Making a choice between LTE or WiMAX
Wednesday, May 12th, 2010 Marcio Avillez, VP Network OfferingsOn Tuesday, I talked started to talk about “The 4G Faux Choice,” and wanted to continue on what you should do.
IMHO, given that there won’t be immediate national coverage on either LTE nor WiMAX, the choice should be made on the basis of which carrier has the geographic coverage that best fits your enterprise mobility needs for the period you are committing to. I recommend the following approach for companies with US-based mobile employees:
- Pick the carrier who’s coverage matches up best today and in the coming year with where your mobile employees will need the service
- Feel free to mix and match carriers and also consider WiFi as an option until 4G becomes ubiquitous in the US
- Go ahead and commit to a 2-year deal, knowing that you will likely have true competition between carriers in 2013 and that you will, in all likelihood, benefit from the fact that you will continue to have some leverage.

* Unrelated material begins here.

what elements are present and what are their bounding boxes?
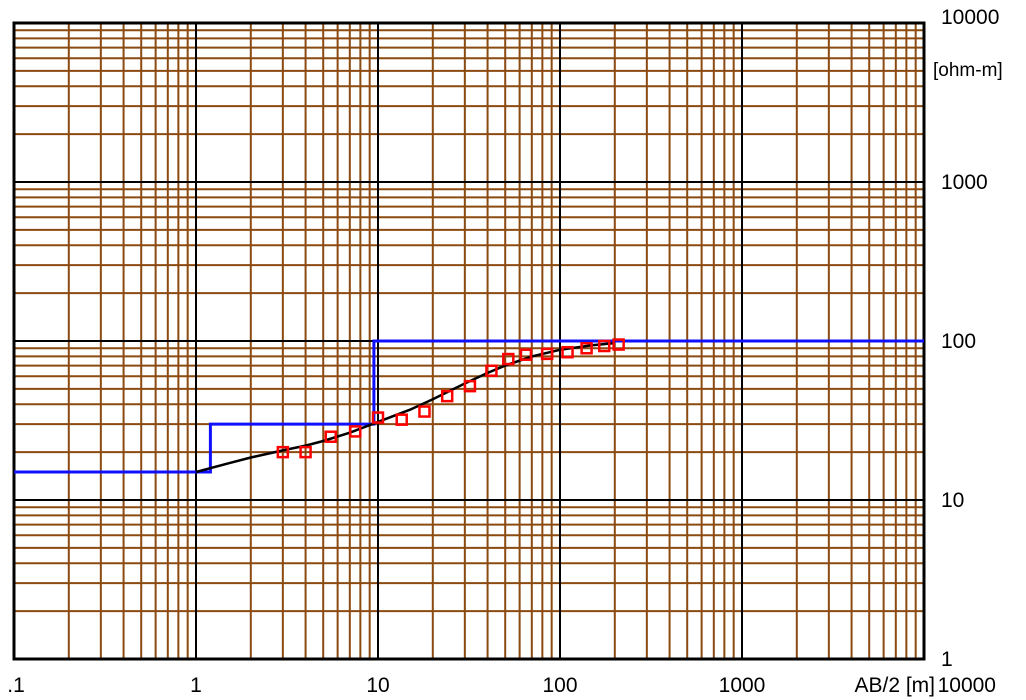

- I would consider carefully 3-year commits with a carrier, as 2013 could be an inflexion point as it relates to service pricing, performance, availability and device support
- The Clearwire network architecture will support a move to LTE. I expect that Clear will make that decision in the next 1-2 years if a dearth of WiMAX devices ensues, or if the devices become too expensive, or if they fall behind LTE devices in terms features/performance.
- If Sprint/Clear have the best footprint, so don’t be afraid to consider them. The biggest difference between the two networks is how much Verizon Wireless is spending on marketing the quality of their network, rather than the actual reach or quality of their networks. Both carriers will more than meet the enterprises mobile network performance expectations.
There is no wrong choice between LTE and WiMAX; enterprises can win under either scenario. There are plenty of questions that you’ll need to answer while developing a well-thought-out enterprise mobility approach. However, which standard wins out in a 4G world shouldn’t be one of them. Let the carriers figure that out.
The real question is: Who can serve my needs today and over the course of the next 2-3 years from a geographic coverage perspective?
Tags: 4G network, LTE, WiMAX





LTE will prevail but don’t count Sprint/Clear out. They have get spectrum coverage and first mover advantage. As pointed out, they will probably move to LTE eventually.
Wimax does not allow for email, internet or IM and talking at the same time. It is a substandard option for an enterprise. The world is going LTE.